Un tableau abstrait. Un spectateur perplexe. Une phrase assassine.

« Un enfant de 5 ans aurait pu faire ça. »

J’ai toujours du mal à réprimer un soupir quand j’entends cette phrase.

Malgré tout, je comprends. L’art, dans son inaccessibilité, est parfois difficile à appréhender. Mais affirmer d’emblée que c’est mauvais parce qu’on ne comprend pas, parce qu’on est incertain face à ce qu’on a devant les yeux… Non, ce ne sont pas simplement des taches, des traits de pinceaux, des détails difformes sur un canevas quelconque. Il s’agit plutôt d’une histoire, d’un parcours, d’une émotion, d’un message à transmettre.

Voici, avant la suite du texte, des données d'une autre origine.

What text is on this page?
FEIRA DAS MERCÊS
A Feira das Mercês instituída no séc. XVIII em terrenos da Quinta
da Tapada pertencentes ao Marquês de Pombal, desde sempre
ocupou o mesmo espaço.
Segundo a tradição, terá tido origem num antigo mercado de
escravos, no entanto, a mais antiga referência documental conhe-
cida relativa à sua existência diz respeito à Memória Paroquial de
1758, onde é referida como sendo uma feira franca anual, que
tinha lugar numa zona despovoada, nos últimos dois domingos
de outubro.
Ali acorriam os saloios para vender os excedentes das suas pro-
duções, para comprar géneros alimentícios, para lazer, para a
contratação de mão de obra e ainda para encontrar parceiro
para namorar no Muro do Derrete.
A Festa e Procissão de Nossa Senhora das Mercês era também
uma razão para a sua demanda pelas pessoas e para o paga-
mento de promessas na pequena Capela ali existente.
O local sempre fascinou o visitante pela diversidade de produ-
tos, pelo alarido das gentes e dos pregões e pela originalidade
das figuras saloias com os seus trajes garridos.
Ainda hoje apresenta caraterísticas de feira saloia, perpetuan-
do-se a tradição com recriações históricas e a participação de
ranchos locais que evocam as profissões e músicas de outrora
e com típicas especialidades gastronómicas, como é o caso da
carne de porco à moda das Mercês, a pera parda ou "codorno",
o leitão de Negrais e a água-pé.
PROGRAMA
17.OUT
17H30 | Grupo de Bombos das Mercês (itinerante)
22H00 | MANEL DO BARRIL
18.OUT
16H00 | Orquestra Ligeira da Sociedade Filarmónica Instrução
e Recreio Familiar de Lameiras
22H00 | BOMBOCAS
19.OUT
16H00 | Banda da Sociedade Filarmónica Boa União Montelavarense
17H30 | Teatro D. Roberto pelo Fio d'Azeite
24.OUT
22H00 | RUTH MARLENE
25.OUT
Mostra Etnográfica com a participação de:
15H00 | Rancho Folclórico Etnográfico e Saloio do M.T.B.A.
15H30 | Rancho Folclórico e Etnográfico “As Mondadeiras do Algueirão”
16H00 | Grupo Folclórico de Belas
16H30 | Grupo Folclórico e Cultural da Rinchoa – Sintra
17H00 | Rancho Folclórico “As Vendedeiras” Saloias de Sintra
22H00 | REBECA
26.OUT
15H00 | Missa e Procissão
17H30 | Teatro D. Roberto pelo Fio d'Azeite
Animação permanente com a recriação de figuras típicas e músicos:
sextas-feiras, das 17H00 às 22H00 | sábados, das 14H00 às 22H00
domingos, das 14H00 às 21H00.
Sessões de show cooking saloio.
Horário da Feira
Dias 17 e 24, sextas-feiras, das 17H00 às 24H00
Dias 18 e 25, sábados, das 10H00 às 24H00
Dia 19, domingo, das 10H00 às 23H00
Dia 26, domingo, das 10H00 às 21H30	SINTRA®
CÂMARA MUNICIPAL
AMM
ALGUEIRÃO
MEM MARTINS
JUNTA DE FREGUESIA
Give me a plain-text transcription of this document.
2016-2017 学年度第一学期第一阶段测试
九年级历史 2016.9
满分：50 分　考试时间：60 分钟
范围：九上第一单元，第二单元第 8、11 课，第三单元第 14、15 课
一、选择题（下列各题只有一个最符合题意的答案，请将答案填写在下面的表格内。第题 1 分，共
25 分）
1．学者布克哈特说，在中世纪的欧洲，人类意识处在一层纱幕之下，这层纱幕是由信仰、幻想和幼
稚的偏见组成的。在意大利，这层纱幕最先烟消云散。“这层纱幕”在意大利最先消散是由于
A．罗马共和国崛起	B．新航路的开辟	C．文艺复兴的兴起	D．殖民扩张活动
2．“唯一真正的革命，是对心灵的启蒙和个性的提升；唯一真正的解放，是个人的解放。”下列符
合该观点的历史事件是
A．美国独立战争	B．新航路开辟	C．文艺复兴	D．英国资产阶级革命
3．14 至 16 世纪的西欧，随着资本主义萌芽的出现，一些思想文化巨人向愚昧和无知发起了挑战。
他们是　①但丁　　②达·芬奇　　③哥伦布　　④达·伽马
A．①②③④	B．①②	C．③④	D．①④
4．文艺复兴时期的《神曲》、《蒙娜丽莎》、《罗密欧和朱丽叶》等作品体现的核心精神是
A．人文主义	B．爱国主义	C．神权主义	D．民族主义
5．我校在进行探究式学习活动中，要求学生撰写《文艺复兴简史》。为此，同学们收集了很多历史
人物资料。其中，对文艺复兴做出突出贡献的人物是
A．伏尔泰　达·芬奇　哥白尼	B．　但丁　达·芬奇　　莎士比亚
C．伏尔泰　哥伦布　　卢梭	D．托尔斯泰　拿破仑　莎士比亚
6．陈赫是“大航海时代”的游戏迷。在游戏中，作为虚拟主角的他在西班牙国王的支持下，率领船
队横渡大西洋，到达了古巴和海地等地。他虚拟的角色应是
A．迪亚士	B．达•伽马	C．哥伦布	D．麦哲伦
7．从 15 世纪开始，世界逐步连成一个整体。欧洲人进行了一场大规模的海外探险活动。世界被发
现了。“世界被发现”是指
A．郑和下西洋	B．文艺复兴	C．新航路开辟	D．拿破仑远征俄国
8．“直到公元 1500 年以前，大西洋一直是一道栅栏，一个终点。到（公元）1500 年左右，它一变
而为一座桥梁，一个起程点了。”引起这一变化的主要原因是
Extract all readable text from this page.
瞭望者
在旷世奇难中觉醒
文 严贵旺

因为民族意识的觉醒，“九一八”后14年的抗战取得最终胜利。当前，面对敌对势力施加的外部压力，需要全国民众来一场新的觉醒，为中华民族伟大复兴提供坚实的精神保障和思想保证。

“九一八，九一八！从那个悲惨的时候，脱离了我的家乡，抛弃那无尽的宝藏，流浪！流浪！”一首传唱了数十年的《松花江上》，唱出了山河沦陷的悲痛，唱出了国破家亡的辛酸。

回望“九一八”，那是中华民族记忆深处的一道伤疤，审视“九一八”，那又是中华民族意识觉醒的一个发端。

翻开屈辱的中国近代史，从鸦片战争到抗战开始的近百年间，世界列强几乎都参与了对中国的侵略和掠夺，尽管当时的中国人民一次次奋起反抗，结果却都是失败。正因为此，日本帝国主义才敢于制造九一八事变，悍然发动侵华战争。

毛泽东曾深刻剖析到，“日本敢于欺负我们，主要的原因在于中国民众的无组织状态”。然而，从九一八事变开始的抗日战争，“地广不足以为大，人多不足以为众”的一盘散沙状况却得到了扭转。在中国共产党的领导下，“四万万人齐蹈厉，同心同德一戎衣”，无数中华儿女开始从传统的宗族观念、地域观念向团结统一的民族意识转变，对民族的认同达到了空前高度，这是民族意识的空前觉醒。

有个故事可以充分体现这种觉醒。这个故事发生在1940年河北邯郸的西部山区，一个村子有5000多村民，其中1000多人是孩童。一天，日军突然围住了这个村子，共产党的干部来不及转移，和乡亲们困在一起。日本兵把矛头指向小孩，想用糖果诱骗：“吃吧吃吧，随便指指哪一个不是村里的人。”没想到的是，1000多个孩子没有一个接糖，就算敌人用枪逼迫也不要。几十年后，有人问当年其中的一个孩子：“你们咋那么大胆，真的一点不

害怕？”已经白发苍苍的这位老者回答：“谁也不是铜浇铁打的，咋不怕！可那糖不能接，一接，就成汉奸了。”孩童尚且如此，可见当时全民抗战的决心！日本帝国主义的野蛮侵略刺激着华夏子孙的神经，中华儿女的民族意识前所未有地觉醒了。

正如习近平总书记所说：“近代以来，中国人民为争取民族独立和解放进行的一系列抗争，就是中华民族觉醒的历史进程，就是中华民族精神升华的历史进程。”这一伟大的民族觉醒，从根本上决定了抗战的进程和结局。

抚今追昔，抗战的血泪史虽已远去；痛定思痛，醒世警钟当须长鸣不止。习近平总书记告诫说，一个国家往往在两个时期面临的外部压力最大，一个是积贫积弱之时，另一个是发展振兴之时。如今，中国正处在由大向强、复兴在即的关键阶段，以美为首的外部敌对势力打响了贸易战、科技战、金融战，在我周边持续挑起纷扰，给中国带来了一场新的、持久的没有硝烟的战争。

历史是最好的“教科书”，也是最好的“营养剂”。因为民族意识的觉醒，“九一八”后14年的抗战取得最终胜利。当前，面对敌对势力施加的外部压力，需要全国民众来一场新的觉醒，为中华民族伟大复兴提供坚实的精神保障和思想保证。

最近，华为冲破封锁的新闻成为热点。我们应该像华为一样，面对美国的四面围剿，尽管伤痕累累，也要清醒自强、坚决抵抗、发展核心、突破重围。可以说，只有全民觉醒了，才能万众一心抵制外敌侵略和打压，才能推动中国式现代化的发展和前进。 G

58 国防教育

Même son de cloche du côté de la danse contemporaine. Quand j’affirme avoir un penchant pour la danse contemporaine, on me toise comme si j’avais avoué me passionner pour les animaux empaillés ou les attaches à pain. (Ceci dit, je n’ai rien contre les collectionneurs d’attaches à pain.) La danse contemporaine ne se résume pas à quelques interprètes qui se garrochent aléatoirement sur une scène. Il n’y a qu’à écouter les danseurs parler de leur parcours pour le comprendre. Car non, Louise Lecavalier n’a pas décidé du jour au lendemain de vriller dans les airs par pur désœuvrement. Ses vrilles et autres pirouettes, très caractéristiques de son cheminement, sont le fruit d’un travail acharné comme danseuse chez La La La Human Steps, puis comme interprète au sein de sa propre compagnie.

(D’ailleurs, je vous suggère fortement d’aller voir son spectacle Children et A Few Minutes of Lock en tournée cet hiver dans quelques villes québécoises. À couper le souffle!)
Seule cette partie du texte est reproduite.